Sketchy travelers: Speak up or mind your business?
The regrettable decision to not do more during a suspicious incident near Chicago's Union Station
I was dreading the commute from Chicago to Aurora for a marketing contract job. From the Metra station to Ogilvie Transportation Center to Chicago Union Station, I spent as much time traveling to work as I did actually working. Not being a morning person made that three-hour, one-way commute even worse. In need of coffee and a Metra nap, I was focused on getting from Point A to Point B. And that’s when I saw the couple.
A black girl who had to be around the age of 16 to 18 was walking next to a black guy who was probably in his very late teens to maybe 21. And I would’ve paid them no attention if not for the fact that he leaped into the revolving door opening with her and clutched her arm. Stiff as a Barbie doll, she looked straight ahead. Why couldn’t he wait for her to push the handle so he could get in after her? As they exited, she walked a little quicker and his fingers moved from her arm to the back of her neck. Just like that, she slowed down, still looking straight ahead. And I wondered what the hell was I seeing.

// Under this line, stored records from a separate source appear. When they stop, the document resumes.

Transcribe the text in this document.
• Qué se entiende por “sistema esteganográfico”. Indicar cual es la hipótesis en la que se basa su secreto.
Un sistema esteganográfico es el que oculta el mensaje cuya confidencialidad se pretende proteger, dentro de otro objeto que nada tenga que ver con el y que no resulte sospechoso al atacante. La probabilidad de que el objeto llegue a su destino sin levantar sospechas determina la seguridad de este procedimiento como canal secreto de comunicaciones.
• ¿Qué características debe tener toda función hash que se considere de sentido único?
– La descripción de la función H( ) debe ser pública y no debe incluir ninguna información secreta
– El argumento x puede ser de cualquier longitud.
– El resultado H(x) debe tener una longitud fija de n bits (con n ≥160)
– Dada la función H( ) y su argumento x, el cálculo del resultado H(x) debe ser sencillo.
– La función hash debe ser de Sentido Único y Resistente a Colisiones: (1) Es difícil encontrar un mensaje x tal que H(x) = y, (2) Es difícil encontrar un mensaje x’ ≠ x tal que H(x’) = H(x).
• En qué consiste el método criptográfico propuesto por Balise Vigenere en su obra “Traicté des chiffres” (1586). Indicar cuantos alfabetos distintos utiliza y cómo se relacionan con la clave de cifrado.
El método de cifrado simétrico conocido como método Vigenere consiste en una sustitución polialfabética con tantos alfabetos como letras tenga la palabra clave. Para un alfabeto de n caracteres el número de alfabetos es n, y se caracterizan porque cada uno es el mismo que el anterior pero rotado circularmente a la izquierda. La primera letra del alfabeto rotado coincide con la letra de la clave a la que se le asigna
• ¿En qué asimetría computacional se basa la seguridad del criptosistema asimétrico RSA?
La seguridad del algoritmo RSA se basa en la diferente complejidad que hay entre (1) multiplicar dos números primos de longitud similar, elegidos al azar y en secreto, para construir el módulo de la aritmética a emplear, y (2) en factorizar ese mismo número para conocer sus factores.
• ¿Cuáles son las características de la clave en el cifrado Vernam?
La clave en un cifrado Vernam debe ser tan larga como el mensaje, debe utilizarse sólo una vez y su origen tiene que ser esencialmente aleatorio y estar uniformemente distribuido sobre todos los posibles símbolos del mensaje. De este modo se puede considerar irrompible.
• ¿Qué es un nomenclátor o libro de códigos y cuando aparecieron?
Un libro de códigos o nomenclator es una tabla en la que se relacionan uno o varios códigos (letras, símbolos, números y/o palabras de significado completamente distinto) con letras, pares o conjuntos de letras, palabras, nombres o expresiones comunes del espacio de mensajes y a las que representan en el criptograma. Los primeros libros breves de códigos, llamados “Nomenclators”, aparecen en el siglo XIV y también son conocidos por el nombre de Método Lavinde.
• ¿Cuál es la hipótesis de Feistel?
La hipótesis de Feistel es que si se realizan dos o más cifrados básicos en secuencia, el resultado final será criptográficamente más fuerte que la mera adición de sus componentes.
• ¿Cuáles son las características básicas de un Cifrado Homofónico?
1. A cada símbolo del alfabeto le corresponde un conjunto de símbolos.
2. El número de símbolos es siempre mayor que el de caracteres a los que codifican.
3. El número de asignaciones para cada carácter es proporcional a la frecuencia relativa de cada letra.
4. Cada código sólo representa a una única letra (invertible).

If I grabbed a security guard to report this black man walking with this black woman, would it look like racial profiling? What if this was an agitated brother who’d just had a jerkwater debate with his sister? What if the girl had just done something before I noticed them that made him respond this way? But even if she did do something, why was she not making any eye contact with him, not swatting his arm away and walking in a “make no sudden movements” way? Whether it was his sister or girlfriend, the body language was suspicious.
Every blue moon, I think of those two. And today’s Power 105 “The Breakfast Club” discussion on David Ryan Harris, American Airlines and trafficking children was one of those blue moons. In that singer’s case, a flight attendant thought he was trafficking his 7-year-old son on a flight. And while that’s wildly embarrassing (and frustrating) for the father and the (biracial) kid, it also brings up the topic of traveling while black.
In my case, the minor was older and not biracial. She was about my complexion. But something was off. My first thought watching that train-traveling couple was to mind my business. Why? I know what it’s like when someone will harass you for simply existing. But I do wonder if I would’ve been so quick to mind my business if they were not black. As a woman, should I have prioritized womanhood over race? These were all thoughts going through my mind before I made a final decision.